4. The way that the Medicare system is structured makes it really difficult for people with low finances to access resources to help them. If you're well educated with a well paid job, you're likely to be much skinnier than someone on a pension. And have less health problems. (BTW, no one use Gina Rhinehart as an exception, she may have lots of money but no education and thick as 2 bricks, you can't be that obese and live a long healthy life). The amount of allied health care a person can get through the public health system to prevent them getting an expensive chronic disease is dismal. There's a bit more once you get a chronic disease but it's still inadequate. Better to spend it on bypass surgery and renal dialysis? I think not!
As a doctor I can't buy and cook patients healthy whole foods (that by the way don't cost lots of money what a load of hogwash), I can't prevent them from driving through MacDonalds drive through and ordering poison for them and their family, I can't compete against huge food and soft drink conglomerates who peddle poison by using misleading advertising showing pictures of healthy young people having the time of their lives.
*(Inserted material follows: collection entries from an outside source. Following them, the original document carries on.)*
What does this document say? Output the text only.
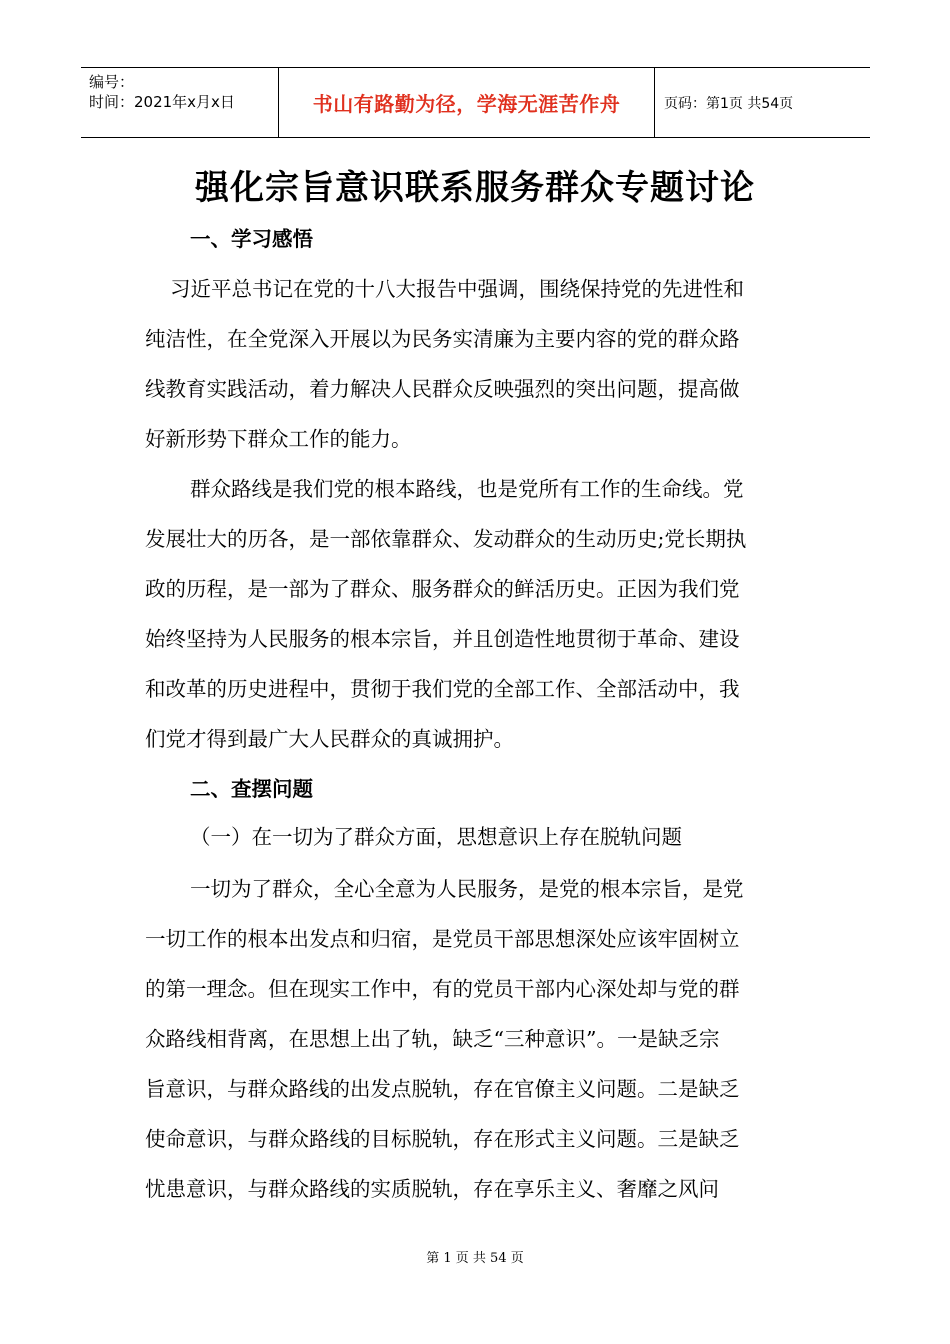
编号：
时间：2021年x月x日	书山有路勤为径，学海无涯苦作舟	页码：第1页 共54页
强化宗旨意识联系服务群众专题讨论
一、学习感悟
习近平总书记在党的十八大报告中强调，围绕保持党的先进性和
纯洁性，在全党深入开展以为民务实清廉为主要内容的党的群众路
线教育实践活动，着力解决人民群众反映强烈的突出问题，提高做
好新形势下群众工作的能力。
群众路线是我们党的根本路线，也是党所有工作的生命线。党
发展壮大的历各，是一部依靠群众、发动群众的生动历史;党长期执
政的历程，是一部为了群众、服务群众的鲜活历史。正因为我们党
始终坚持为人民服务的根本宗旨，并且创造性地贯彻于革命、建设
和改革的历史进程中，贯彻于我们党的全部工作、全部活动中，我
们党才得到最广大人民群众的真诚拥护。
二、查摆问题
（一）在一切为了群众方面，思想意识上存在脱轨问题
一切为了群众，全心全意为人民服务，是党的根本宗旨，是党
一切工作的根本出发点和归宿，是党员干部思想深处应该牢固树立
的第一理念。但在现实工作中，有的党员干部内心深处却与党的群
众路线相背离，在思想上出了轨，缺乏“三种意识”。一是缺乏宗
旨意识，与群众路线的出发点脱轨，存在官僚主义问题。二是缺乏
使命意识，与群众路线的目标脱轨，存在形式主义问题。三是缺乏
忧患意识，与群众路线的实质脱轨，存在享乐主义、奢靡之风问
第 1 页 共 54 页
I also don't find it funny, or amusing, or kind of cute when memes like the above are mindlessly shared around social media, pushing a message of alcohol over consumption and self medication that is plainly unhealthy and contributing to increased cancer risk. Including breast cancer risk.
No medication I prescribe can counteract the poison that is refined sugar that people shove in their mouths daily. That they are hopelessly addicted to.
I'm not the problem, and to be honest, I can't provide the solution either.
I can give advice, provide support, direct people towards resources, but only people can change. But no pill or quick fix is out there. Patients have lap bands and then just drink milkshakes and high calorie shit that they've blended so they can get it down past the band. Go figure hey?? Most people who take diet pills end up gaining twice as much weight when they stop.
You gotta own the problem, stop the poison and change your lifestyle. No quick fix, one step at a time, no instant gratification, and lots of hard work.
A word here on fat and obesity. If you eat healthy food, and engage in regular exercise, are aerobically fit and do some weight bearing exercise within your regimen, then your weight itself is no big deal. It's what you put in your mouth that matters, and whether you maintain your fitness. So if you are skinny and eat shit, smoke and do no exercise, you're fucked. If you're fat and eat healthy food and exercise daily for more than 30 minutes that makes you a bit sweaty, well your beautiful luscious body is a big healthy one. So fuck off skinny bitches who eat crap and put shit on healthy buxom lasses.
Obesity is a different ballgame. If you eat healthy and exercise regularly, you might be fat but you won't be obese. And with so much obesity around, your fat is the new skinny. Aside from those chain smoking biarches and triathlon fitness junkies. (word of caution, too much exercise doesn't confer longevity, too much oxidative stress too often is also harmful)
Obesity isn't genetic. Your mum is fat cause she learnt bad eating habits from her parents. You're fat because you learnt bad eating habits from yours. You can change that, the research now proves it. And all those "hormonal" causes, all dietary related. Eat proper food, food that comes from an animal or a plant, not from a factory, is barely processed, and cook things from scratch. All you need is a recipe, it really is that blindingly simple.
If you want to change. If you want to own the problem and the solution.
I'd also like fast food taxed, bans on advertising of any food or beverage at all during children's television hours (newsflash: parents decide what their children eat, why do kids need these ads??) and some serious debate around restricting the number of available fast food outlets. We've done this successfully with cigarettes, it's time to put the boot into the fast food and beverage, and alcohol, industry.
If we dare.
But don't blame me and my colleagues for not fixing your health problems, we're outnumbered and out manoeuvred folks!
Great post Naomi. A message for all of us there.